Emily Blunt portrays Victoria (1819-1901) in her last years as a princess and first years as a queen, an important time in any sovereign's life but a particularly interesting one in this case given the dramatic contrast between the suffocating imprisonment she endured under her mother the Duchess of Kent (1786-1861) (Miranda Richardson) and the confident authority she quickly demonstrated as Queen upon her accession in 1837 at the age of 18. Miss Blunt is probably prettier than the real Victoria was, but admirably captures her dutiful yet stubborn, refined yet passionate nature. Mark Strong as the Duchess's unpopular adviser Sir John Conroy (1786-1854) is the perfect villain; the viewer is likely to resent him as much as Victoria did. Some might find Jim Broadbent's exuberant performance as King William IV (1765-1837) a bit over-the-top, but I had no trouble being convinced by the intensity of his dislike of his sister-in-law. Thomas Kretschmann's portrayal of Victoria's uncle King Leopold I of the Belgians (1790-1865) is the only one I thought unfair; all he is allowed to do is scheme and vent, and I think there was probably more to Leopold (and more genuine affection for his niece and nephew) than that. But Rupert Friend's performance as Prince Albert (1819-1861), devoted to Victoria but firmly intent on using his gifts to play the substantial political and cultural role she is at first reluctant to grant him, is exquisite, and moviegoers watching him and Blunt together are likely to have no trouble understanding why the real Victoria would be so devastated by Albert's death two decades later. As a classical musician I was particularly pleased that the movie found time to demonstrate Albert's enthusiasm for the great composers of his time.


Viola said...

I agree that the portrayal of Leopold was too harsh.

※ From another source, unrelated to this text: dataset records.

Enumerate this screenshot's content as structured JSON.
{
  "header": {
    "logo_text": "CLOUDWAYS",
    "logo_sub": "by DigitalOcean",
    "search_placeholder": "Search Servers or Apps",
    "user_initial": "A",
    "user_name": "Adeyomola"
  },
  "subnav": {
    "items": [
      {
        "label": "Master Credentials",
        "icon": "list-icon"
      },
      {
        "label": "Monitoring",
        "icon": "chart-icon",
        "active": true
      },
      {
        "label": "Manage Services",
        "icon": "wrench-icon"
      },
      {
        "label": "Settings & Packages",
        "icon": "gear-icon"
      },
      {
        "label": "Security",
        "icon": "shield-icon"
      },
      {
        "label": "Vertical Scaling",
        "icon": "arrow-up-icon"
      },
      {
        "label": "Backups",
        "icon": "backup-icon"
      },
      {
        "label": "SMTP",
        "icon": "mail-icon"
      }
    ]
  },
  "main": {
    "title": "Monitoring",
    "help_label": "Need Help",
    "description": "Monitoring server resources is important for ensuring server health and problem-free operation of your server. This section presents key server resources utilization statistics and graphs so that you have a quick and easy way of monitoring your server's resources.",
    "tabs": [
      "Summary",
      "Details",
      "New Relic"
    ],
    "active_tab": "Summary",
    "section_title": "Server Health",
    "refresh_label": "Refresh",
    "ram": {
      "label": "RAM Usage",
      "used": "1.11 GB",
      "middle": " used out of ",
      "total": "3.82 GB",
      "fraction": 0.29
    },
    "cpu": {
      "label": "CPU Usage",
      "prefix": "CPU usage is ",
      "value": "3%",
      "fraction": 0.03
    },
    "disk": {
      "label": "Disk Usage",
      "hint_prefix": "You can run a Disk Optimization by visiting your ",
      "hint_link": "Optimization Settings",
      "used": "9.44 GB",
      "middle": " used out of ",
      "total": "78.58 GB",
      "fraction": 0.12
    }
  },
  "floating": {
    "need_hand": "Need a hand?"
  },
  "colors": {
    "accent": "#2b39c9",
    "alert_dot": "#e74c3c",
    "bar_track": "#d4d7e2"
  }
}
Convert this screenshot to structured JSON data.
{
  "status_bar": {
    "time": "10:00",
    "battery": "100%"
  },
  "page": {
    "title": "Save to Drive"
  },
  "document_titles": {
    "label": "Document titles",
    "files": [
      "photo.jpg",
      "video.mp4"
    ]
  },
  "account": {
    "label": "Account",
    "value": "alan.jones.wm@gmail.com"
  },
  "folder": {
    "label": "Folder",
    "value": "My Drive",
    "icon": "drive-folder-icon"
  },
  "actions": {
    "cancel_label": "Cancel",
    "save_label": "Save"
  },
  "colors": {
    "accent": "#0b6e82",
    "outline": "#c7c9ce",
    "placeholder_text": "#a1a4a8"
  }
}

The performance in the film that most impressed me (apart from Emily Blunt's) was Paul Bettany as Lord Melbourne. I thought that he really captured the essence of Lord Melbourne. He was charming and sophisticated but rather uncaring about the poor.

Elisa said...

I wish the movie was more widely released here in the US.
A few years ago A&E did a 2 part miniseries titled "Victoria & Albert" and it's available on DVD. Beautiful to watch and featured well-known veteran British actors. Victoria Hamilton played the title from late teen to newly widowed.